Unemployment in Brazil is soaring to its highest rate since 2009, recorded at 7.6% in September up from 6.9% in June 2015, and it is set to continue rising through to next year. Joblessness is intensifying and above-target inflation is eating into real wages, decreasing consumption. Even as recent as last year, Brazil had a $2.35 trillion economy, the seventh-largest in the world. Now, the country is plunged into a recession, and FDI is down from $39.3 billion in the first five months of 2014 to $25.5 billion in 2015, with widespread uncertainty scaring investors. Lower international demand and dropping commodity prices have had a huge influence on Brazil and demand from China has also fallen. The 2016 Games that were once the ballpark for global recognition, are fast approaching, and likely to cost in excess of $10 billion. Like Brazil, they too face an uncertain future.
The Brazilian economy grew by approximately 2.2% a year during President Dilma Rousseff’s first term in office in 2011 – 14. The state of play is very different in 2015. The IMF said that Latin America’s largest economy will shrink 3% in 2015, with inflation rising to approximately 9.5%, well above the central bank’s target of 2.5-6.5%. Having lost its investment-grade rating from Standard & Poor’s due to dismal forecasts, investor confidence is at an all-time low. Rate increases in Brazil in the early noughties also drove inflation rather than curbing it, but back then prices were regulated because of the fiscal restraint of Luiz Inacio Lula da Silva. Brazil, in its current crisis of high deficits and high inflation is suffering from fiscal dominance, where the economy is stagnated, and yet inflation is creeping upwards and rental prices are growing by over 1.2%.
The extent of Brazil’s financial chaos has fundamentally impaired the central bank’s power to fight the price hikes and consumers are feeling the pinch of high inflation and increased interest rates. The central bank has been forced to abandon the original plan to reach the 4.5% inflation target by next year; making it a more realistic goal for 2017, as it is unable to anchor inflation hopes against the backdrop of the poor political conditions. Political scandals about widespread corruption are generating protests and opinion polls indicate that 66% want to see President Rousseff impeached. In spite of employing a succession of public spending cuts, Rousseff has been unable to prevent the economic crash that is stifling government expenditure, turning the hotly anticipated surplus for 2015, into a deficit. Many blame her questionable decisions on handouts, subsidised loans and costly tax breaks for bringing about the country’s current alarming collapse.

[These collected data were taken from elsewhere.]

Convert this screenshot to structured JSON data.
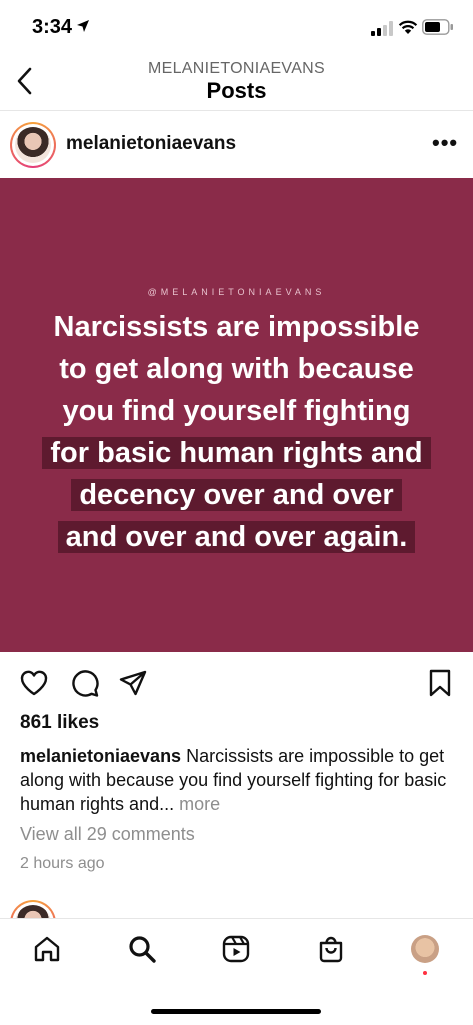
{
  "status_bar": {
    "time": "3:34",
    "icons": [
      "location-arrow-icon",
      "cellular-signal-icon",
      "wifi-icon",
      "battery-icon"
    ]
  },
  "header": {
    "account_name": "MELANIETONIAEVANS",
    "title": "Posts"
  },
  "post": {
    "username": "melanietoniaevans",
    "image": {
      "background_color": "#8a2b49",
      "watermark": "@MELANIETONIAEVANS",
      "quote_lines": [
        "Narcissists are impossible",
        "to get along with because",
        "you find yourself fighting",
        "for basic human rights and",
        "decency over and over",
        "and over and over again."
      ]
    },
    "likes": "861 likes",
    "caption_username": "melanietoniaevans",
    "caption_text": "Narcissists are impossible to get along with because you find yourself fighting for basic human rights and...",
    "caption_more": "more",
    "view_comments": "View all 29 comments",
    "time_ago": "2 hours ago"
  },
  "tab_bar": {
    "items": [
      "home-icon",
      "search-icon",
      "reels-icon",
      "shop-icon",
      "profile-avatar"
    ],
    "notification_dot_color": "#ff3040"
  }
}
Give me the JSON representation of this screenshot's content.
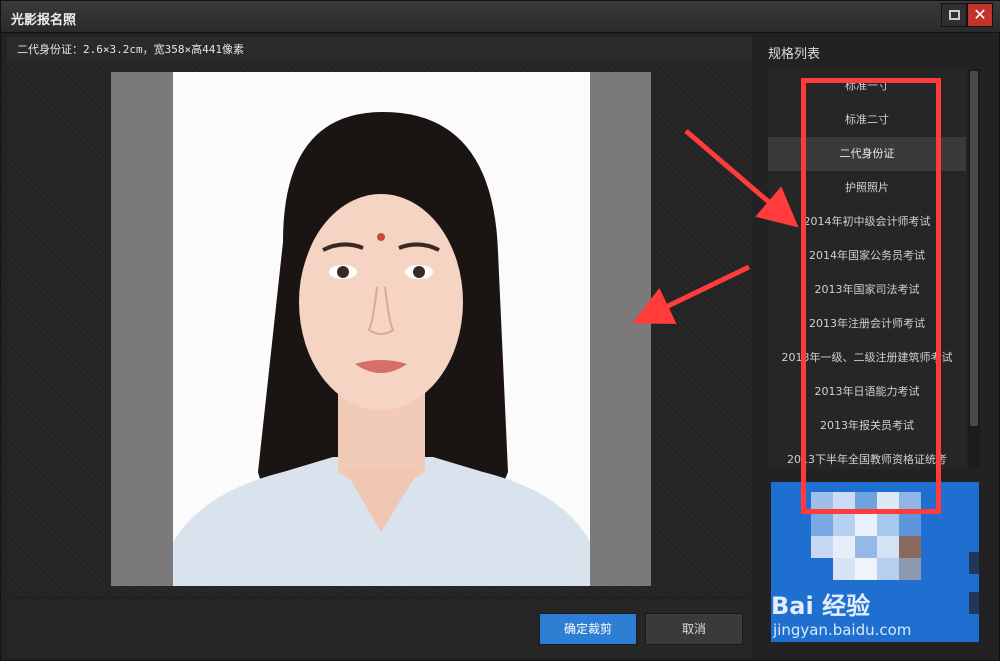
{
  "window": {
    "title": "光影报名照",
    "maximize_label": "maximize",
    "close_label": "close"
  },
  "info_bar": {
    "text": "二代身份证：2.6×3.2cm，宽358×高441像素"
  },
  "spec_panel": {
    "title": "规格列表",
    "items": [
      {
        "label": "标准一寸"
      },
      {
        "label": "标准二寸"
      },
      {
        "label": "二代身份证",
        "selected": true
      },
      {
        "label": "护照照片"
      },
      {
        "label": "2014年初中级会计师考试"
      },
      {
        "label": "2014年国家公务员考试"
      },
      {
        "label": "2013年国家司法考试"
      },
      {
        "label": "2013年注册会计师考试"
      },
      {
        "label": "2013年一级、二级注册建筑师考试"
      },
      {
        "label": "2013年日语能力考试"
      },
      {
        "label": "2013年报关员考试"
      },
      {
        "label": "2013下半年全国教师资格证统考"
      }
    ]
  },
  "buttons": {
    "confirm_crop": "确定裁剪",
    "cancel": "取消"
  },
  "watermark": {
    "brand": "Bai 经验",
    "url": "jingyan.baidu.com"
  },
  "colors": {
    "accent": "#2e7ed3",
    "close_button": "#c4332b",
    "annotation": "#ff3b3b",
    "preview_bg": "#1e6fd0"
  }
}
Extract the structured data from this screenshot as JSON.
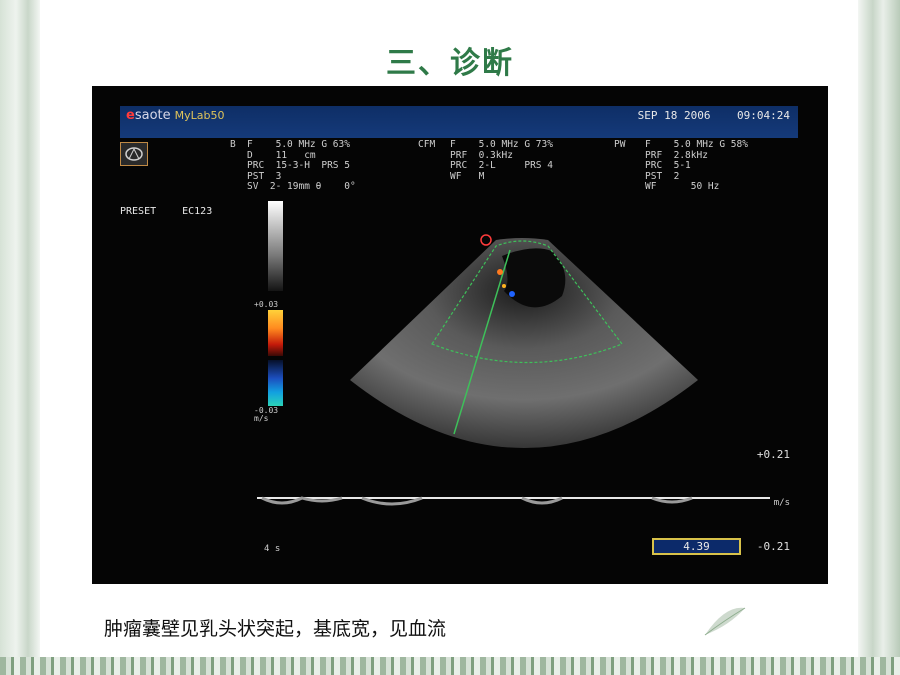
{
  "slide": {
    "title": "三、诊断",
    "caption": "肿瘤囊壁见乳头状突起，基底宽，见血流"
  },
  "ultrasound": {
    "brand": "saote",
    "brand_prefix": "e",
    "model": "MyLab50",
    "date": "SEP 18 2006",
    "time": "09:04:24",
    "b_mode_label": "B",
    "b_mode_lines": "F    5.0 MHz G 63%\nD    11   cm\nPRC  15-3-H  PRS 5\nPST  3\nSV  2- 19mm θ    0°",
    "cfm_label": "CFM",
    "cfm_lines": "F    5.0 MHz G 73%\nPRF  0.3kHz\nPRC  2-L     PRS 4\nWF   M",
    "pw_label": "PW",
    "pw_lines": "F    5.0 MHz G 58%\nPRF  2.8kHz\nPRC  5-1\nPST  2\nWF      50 Hz",
    "preset_label": "PRESET",
    "preset_value": "EC123",
    "color_scale_top": "+0.03",
    "color_scale_bottom": "-0.03",
    "color_scale_unit": "m/s",
    "velocity_top": "+0.21",
    "velocity_bottom": "-0.21",
    "velocity_unit": "m/s",
    "time_scale": "4 s",
    "measurement": "4.39"
  },
  "colors": {
    "title": "#2f7a48",
    "screen_bg": "#050505",
    "header_bar": "#153a7a",
    "roi_box": "#3ec05a",
    "measurement_border": "#d8c24a"
  }
}
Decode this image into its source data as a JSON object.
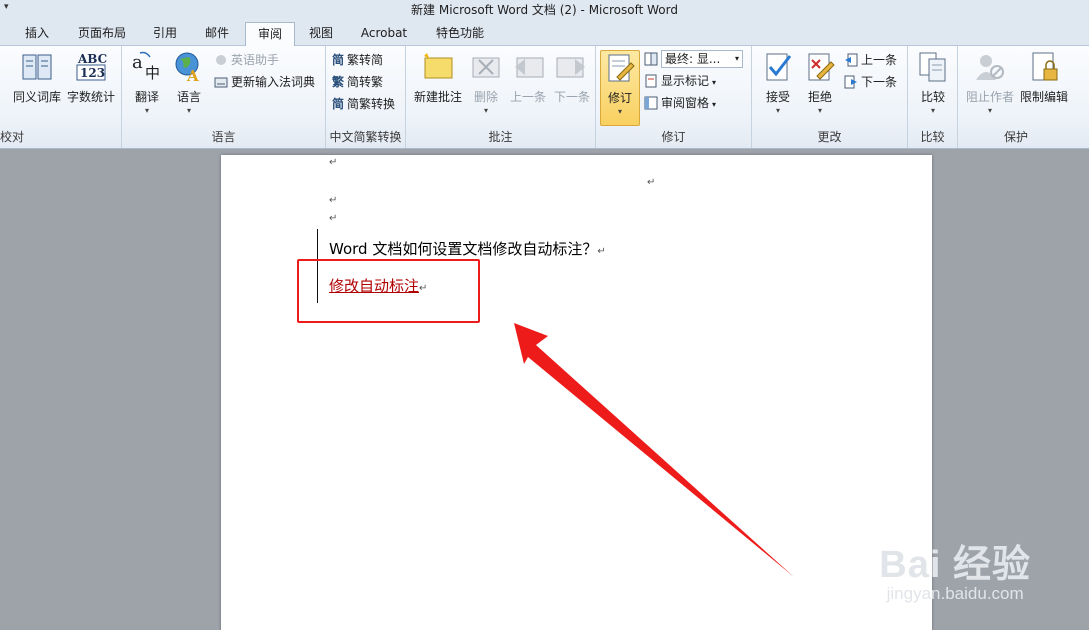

The government is also under pressure to reduce its level of debt that has risen to 65% of GDP. This debt may look minor compared to Japan’s 227%, but Brazil’s high interest rates of about 14% make borrowing more expensive. After the nation’s credit rating was cut to junk, Brazilian companies that collected $270 billion in international debt throughout the prosperous years, see it getting dearer by the day. The price of sorting Brazil’s debts is raising concerns that rates must be set to maintain it rather than to rein in prices, paying in to the cycle of a falling currency and rising inflation.
All of these issues have affected the Brazilian currency. The real has hit new lows this year and the sharp depreciation is adding to the inflationary pressures in the economy. The currency has lost two-fifths of its value against the dollar over the past year and this weaker local currency makes it harder to meet debt requirements, putting unlucky companies at risk of defaults and credit-rating cuts. With business and consumer confidence at their lowest levels on record – companheiros e companheiras – we have a problem.
Brazil is the country of the future – and always will be.